Crypto billionaire Sam Bankman-Fried has wanted to buy Twitter “for a while,” according to texts revealed in Elon Musk’s legal proceedings against the social media platform.

Insider reported Thursday that William MacAskill—who is a part of the SBF-funded FTX Future Fund—was trying to set up a meeting between the FTX CEO and Musk back in March to see if the two could purchase Twitter in a “joint effort.”

The text message exhibits were subsequently published online by New York Times reporter Kate Conger, corroborating the Insider account.


MacAskill, a self-described “altruist” and philosophy professor at Oxford University, reportedly said that Bankman-Fried was willing to contribute roughly $8-15 billion to the Twitter acquisition, but Morgan Stanley’s Head of Global Technology Investment Banking Michael Grimes later told Musk that Bankman-Fried would only be open to handing over $5 billion for a joint deal to share the Web2 company.

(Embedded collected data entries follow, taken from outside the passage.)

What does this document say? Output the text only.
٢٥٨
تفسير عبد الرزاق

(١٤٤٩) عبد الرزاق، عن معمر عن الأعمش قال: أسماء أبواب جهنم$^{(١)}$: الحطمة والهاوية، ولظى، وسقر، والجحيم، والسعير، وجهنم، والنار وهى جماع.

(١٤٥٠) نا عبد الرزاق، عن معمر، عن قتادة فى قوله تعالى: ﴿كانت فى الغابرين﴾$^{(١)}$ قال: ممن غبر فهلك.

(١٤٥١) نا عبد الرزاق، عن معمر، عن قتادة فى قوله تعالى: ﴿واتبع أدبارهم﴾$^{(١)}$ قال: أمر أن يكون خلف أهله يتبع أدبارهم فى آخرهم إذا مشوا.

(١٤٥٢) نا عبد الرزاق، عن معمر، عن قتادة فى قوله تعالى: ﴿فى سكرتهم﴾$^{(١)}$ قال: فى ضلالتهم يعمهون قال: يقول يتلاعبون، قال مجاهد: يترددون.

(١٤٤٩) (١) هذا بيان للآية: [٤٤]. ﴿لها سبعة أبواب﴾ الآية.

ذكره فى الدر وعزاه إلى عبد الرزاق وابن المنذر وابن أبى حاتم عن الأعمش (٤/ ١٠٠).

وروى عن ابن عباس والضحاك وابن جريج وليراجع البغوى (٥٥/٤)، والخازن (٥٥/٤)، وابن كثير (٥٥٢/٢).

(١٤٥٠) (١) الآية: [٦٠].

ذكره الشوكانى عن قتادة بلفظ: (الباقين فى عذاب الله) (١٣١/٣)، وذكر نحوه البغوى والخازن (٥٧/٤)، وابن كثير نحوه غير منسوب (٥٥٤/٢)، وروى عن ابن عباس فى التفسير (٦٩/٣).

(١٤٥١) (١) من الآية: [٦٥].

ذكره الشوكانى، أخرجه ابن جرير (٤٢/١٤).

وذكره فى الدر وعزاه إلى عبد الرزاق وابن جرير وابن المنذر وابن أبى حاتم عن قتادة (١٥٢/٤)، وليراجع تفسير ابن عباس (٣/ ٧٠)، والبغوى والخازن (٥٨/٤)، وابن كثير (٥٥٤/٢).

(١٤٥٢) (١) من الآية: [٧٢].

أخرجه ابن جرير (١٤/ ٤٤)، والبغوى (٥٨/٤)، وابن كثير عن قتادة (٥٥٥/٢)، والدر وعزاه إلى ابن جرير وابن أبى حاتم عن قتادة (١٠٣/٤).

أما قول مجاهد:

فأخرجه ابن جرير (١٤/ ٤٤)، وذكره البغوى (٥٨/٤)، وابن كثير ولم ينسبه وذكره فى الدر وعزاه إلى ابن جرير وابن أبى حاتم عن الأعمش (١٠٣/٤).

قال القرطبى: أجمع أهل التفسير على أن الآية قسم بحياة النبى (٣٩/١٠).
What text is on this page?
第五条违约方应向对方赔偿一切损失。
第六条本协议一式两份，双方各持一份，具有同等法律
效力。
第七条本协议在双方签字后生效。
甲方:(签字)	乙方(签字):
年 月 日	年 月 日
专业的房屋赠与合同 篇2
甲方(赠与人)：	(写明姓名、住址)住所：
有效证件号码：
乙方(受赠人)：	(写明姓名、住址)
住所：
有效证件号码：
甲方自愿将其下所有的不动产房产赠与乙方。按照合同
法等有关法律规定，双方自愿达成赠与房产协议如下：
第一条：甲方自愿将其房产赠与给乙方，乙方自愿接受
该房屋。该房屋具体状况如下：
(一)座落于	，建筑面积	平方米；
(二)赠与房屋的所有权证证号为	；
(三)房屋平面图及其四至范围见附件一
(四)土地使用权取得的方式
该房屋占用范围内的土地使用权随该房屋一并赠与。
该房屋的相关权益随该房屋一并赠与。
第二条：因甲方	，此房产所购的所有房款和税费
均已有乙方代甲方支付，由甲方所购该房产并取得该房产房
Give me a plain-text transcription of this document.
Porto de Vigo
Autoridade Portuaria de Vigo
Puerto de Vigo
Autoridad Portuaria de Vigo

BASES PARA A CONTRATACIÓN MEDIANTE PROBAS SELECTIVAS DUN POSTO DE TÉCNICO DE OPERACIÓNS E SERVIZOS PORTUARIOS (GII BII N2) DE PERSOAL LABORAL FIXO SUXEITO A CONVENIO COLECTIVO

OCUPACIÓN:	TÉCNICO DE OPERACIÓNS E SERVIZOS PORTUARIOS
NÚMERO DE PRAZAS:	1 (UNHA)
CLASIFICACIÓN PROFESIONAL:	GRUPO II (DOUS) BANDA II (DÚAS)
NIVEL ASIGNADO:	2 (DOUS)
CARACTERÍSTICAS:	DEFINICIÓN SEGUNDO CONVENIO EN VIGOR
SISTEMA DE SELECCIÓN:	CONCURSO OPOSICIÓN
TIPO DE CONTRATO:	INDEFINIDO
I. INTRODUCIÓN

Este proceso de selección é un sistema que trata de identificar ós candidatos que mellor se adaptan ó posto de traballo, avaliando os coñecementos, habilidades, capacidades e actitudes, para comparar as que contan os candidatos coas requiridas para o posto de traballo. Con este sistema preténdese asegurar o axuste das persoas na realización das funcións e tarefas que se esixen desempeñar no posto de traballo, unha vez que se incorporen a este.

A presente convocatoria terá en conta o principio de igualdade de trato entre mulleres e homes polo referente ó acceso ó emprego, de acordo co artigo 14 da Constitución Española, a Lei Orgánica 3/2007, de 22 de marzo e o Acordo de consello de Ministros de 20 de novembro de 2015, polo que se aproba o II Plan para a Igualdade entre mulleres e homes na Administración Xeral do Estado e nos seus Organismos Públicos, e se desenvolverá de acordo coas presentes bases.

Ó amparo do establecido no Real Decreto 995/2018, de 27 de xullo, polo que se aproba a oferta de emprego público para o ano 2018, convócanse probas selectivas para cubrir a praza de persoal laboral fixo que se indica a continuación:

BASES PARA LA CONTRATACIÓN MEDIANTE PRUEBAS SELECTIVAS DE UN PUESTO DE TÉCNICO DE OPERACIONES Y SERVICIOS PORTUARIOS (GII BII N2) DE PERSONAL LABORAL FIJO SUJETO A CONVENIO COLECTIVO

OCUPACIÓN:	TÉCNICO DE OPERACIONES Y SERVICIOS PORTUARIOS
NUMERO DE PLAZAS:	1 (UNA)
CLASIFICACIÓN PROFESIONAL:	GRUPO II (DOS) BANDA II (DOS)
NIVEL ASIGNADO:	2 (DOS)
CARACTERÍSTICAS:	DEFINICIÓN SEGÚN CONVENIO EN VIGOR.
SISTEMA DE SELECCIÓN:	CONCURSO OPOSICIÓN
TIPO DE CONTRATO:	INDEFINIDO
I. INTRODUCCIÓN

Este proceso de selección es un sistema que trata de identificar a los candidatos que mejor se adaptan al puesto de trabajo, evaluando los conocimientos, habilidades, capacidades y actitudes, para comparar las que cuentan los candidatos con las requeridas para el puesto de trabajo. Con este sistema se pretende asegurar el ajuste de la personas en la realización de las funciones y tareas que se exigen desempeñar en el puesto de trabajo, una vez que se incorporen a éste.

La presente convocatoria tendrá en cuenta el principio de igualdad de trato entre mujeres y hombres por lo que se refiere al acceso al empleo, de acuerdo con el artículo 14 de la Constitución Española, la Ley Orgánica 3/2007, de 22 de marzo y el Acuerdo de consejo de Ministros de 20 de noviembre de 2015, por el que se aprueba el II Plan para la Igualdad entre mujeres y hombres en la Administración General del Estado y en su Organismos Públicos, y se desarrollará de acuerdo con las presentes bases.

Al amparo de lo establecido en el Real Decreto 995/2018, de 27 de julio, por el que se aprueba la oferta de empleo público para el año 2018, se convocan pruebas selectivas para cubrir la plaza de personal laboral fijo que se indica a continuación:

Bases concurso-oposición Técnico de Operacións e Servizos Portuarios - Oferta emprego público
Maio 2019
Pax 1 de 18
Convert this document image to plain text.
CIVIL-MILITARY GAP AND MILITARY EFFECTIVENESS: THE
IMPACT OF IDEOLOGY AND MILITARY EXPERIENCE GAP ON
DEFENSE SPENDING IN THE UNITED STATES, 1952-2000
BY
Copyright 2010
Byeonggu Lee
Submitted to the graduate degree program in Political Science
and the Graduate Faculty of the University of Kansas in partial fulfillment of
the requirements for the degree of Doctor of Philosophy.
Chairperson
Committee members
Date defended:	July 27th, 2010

Grimes—no relation to Musk’s ex-girlfriend, singer Grimes—is said to have talked up Bankman-Fried to the SpaceX and Tesla CEO, calling SBF an “ultra genius and doer builder.”

Now, the ultimate crypto-tech billionaire teamup is unlikely to play out given Musk’s subsequent aversion to Twitter’s practices.

Musk said the Twitter deal couldn’t move forward because he’s convinced that 90% of Twitter comments are from bot or spam accounts. Musk’s team also raised concerns about the extent to which Twitter’s reported 238 million daily active users are real humans and not automated bot accounts.


The Tesla CEO’s representatives alleged that Twitter “made false and misleading representations” and “is in material breach of multiple provisions” of their agreement, according to a July filing with the Securities and Exchange Commission (SEC).

Twitter filed a lawsuit against Musk back in July in response to Musk backing away from the $44 billion deal. 

Twitter argued Musk was not was not allowed to “trash the company, disrupt its operations, destroy stockholder value, and walk away,” according to the July filing. It also said that employee departures were on the rise since the deal became public. 

But in an August filing, Musk’s team cited a whistleblower report from Twitter’s former Head of Security Pieter Zatko which claimed that half of Twitter’s staff have access to “sensitive systems,” posing a security risk. 

Zatko’s report also claimed that Twitter does not own or license its own “core code,” meaning that the code’s owners could “either shut down much of Twitter’s business through an injunction” or “demand substantial damages” at any time. 

Sam Bankman-Fried and MacAskill have not yet responded to Decrypt’s requests for comment.